Thursday, October 22, 2009

Crisis according to the Oxford dictionary means (a) a decisive moment. (b) A time of great danger or difficulty. (c) A turning point, esp. of a disease.

I would like to take the position that we are born with a clean sheet. I would like to suggest for the sake of simplicity that our brain is clear when we are born. The brain in modern parlance is the hardware of our being human. The hardware functions according to the software input. Our lives are a continuation of a series of events that influence the functioning of the hardware. Education, parenting, nationality, religious and political influences, and peer pressure to mention some of the most obvious things will influence our functioning, i.e. the software influences the hardware.

From this perspective we are as humans beings to a certain extent conditioned to behave in certain ways peculiar to our personal history and the way it has impacted on our lives. In yoga terminology we could call this ‘Maya’, which interpreted means ‘Illusion’. As we grow older the influences from our personal past affects our decision-making processes, again in yogic terms these are known as Samskara’s.
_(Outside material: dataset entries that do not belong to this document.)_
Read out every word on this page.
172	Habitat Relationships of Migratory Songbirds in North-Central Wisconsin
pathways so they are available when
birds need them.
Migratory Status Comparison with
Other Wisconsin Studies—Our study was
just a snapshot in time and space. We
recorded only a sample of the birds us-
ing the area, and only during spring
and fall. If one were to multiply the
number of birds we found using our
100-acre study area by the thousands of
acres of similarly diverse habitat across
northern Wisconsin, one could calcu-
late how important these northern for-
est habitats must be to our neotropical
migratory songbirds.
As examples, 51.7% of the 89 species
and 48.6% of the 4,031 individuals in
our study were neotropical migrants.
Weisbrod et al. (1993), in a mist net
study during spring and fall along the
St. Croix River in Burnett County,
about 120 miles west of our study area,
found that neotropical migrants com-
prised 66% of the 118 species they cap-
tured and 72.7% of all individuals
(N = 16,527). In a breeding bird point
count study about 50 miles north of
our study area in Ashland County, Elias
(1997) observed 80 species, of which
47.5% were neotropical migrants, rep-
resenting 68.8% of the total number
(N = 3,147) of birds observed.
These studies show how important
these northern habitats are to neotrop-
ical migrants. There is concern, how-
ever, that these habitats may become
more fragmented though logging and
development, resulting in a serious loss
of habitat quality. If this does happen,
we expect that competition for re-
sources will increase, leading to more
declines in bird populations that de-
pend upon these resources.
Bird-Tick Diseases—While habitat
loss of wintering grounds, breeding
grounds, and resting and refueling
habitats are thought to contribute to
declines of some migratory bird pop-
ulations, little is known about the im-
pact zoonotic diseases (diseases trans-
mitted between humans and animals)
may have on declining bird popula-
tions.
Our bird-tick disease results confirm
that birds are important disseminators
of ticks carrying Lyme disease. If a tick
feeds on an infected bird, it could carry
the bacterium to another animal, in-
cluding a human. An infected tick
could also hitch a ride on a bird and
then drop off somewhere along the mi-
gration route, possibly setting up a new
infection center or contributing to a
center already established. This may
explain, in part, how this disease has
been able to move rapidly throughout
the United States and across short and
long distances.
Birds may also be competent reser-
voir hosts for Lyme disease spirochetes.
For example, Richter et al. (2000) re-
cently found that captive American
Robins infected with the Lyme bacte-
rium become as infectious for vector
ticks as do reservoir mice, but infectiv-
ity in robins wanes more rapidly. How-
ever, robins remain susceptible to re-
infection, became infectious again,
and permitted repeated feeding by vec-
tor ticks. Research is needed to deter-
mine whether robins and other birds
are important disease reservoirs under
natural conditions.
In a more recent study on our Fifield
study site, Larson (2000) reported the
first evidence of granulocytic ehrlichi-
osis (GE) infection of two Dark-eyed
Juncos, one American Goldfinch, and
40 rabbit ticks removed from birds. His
We may go through our lives and never realise that we live in a conditioned reality, or we may find that something continually bothers us and disrupts our lives. This something could be called ‘Reality’, a real reality that is sitting at the back of our delusional/conditioned ‘Maya’ experience of life. Another modern analogy could be from the film the Matrix, whereby the mass of culture is asleep and being controlled via giant robots. We take the red pill to wake up, e.g., become disturbed by our personal history. Or take the blue pill, e.g, stay asleep and medicate our selves against these disturbances.

Ok, so to recap we are more or less asleep. At the back of this sleeping is a deeper real reality that in some of us is trying to make itself known. Sometimes when life is at its most difficult we may ask the immortal question, ‘what is it all about?” It is at times like this that we may catch a glimpse of this more real reality. As in the Matrix this other reality feels more dirty and tough, there are no luxurious trappings to keep us comfortable so of course we resist. Freud apparently said that people avoid authentic suffering by creating neurotic suffering. One of the characters in the matrix for example betrays his fellows so that he can go back to the world of illusion. He actually says that he knows it’s all an illusion but the steak that he is eating tastes very real and very good.

So authentic suffering is not to everybody’s taste or indeed anybody’s taste. But we keep being bothered by this other reality trying in its own way to break through. Sometimes it will break though and break down our delusion in the form of illness or an accident or the death of a loved one. We then ask the question, ‘what is it all about?’ or something quite like it?

I am now going to borrow an idea that I read about from a book that I love called ‘Holy Madness’ author Georg Fuernstein. In the appendix of this book he talks of something called ‘Prigogines Dissipative Structures’.

The essence of this idea is that somehow nature is always seeking more efficient ways to function. In a sense then there is an inherent force in nature that keeps re modelling itself into a higher more evolved form. The natural overall system of nature is supported by sub systems. These sub systems support the overall structure, until under the influence of some de stabilising force these sub systems collapse undermining the overall function of the bigger system.
If we apply this model to ourselves as humans with underlying complexes (sub systems or sub personalities) supporting our external manifestation as an overall functioning human personality, we may start to see that de stabilising experiences, i.e. crises can undermine these sub systems and lead us to either breakdown or breakthrough. This is a realistic view based on the fact that most people at some time may question their roles as people etc, and may even seek some form of advise or therapy relating to it.

A practise such as yoga in the authentic sense is a spiritual discipline. In the discipline we make a commitment to see beyond the mundane fabric of a nine to five existence. This commitment necessitates quite a bit if suffering if we are honest with ourselves.

For example we make a commitment to go to 4 classes a week for a three-month period. We make this decision with enthusiasm and off we go! As the time passes we start to feel a little tired and our back may start to ache, it’s cold outside and we don’t feel like it etc, etc. It is under such stresses that our underlying structures or sub systems start to become unstable. We may start to backtrack on our commitment a new voice, (a sub personality) starts to make inroads into our once enthusiastic stance. We think of reasons, very good reasons, why our original decision was a mistake! We may give up on our commitment telling ourselves quite literally that we didn’t really need to do it in the first place. We take the blue pill or we take the red pill. I reckon the decision is Karmically induced. In other words we either is or we ain’t.

1 comments:

  1. The Japanese and Chinese write the word for Crisis with the character for danger combined with the character for opportunity. Perhaps this explains why Neem Karoli Baba is supposed to have said that he loved to suffer.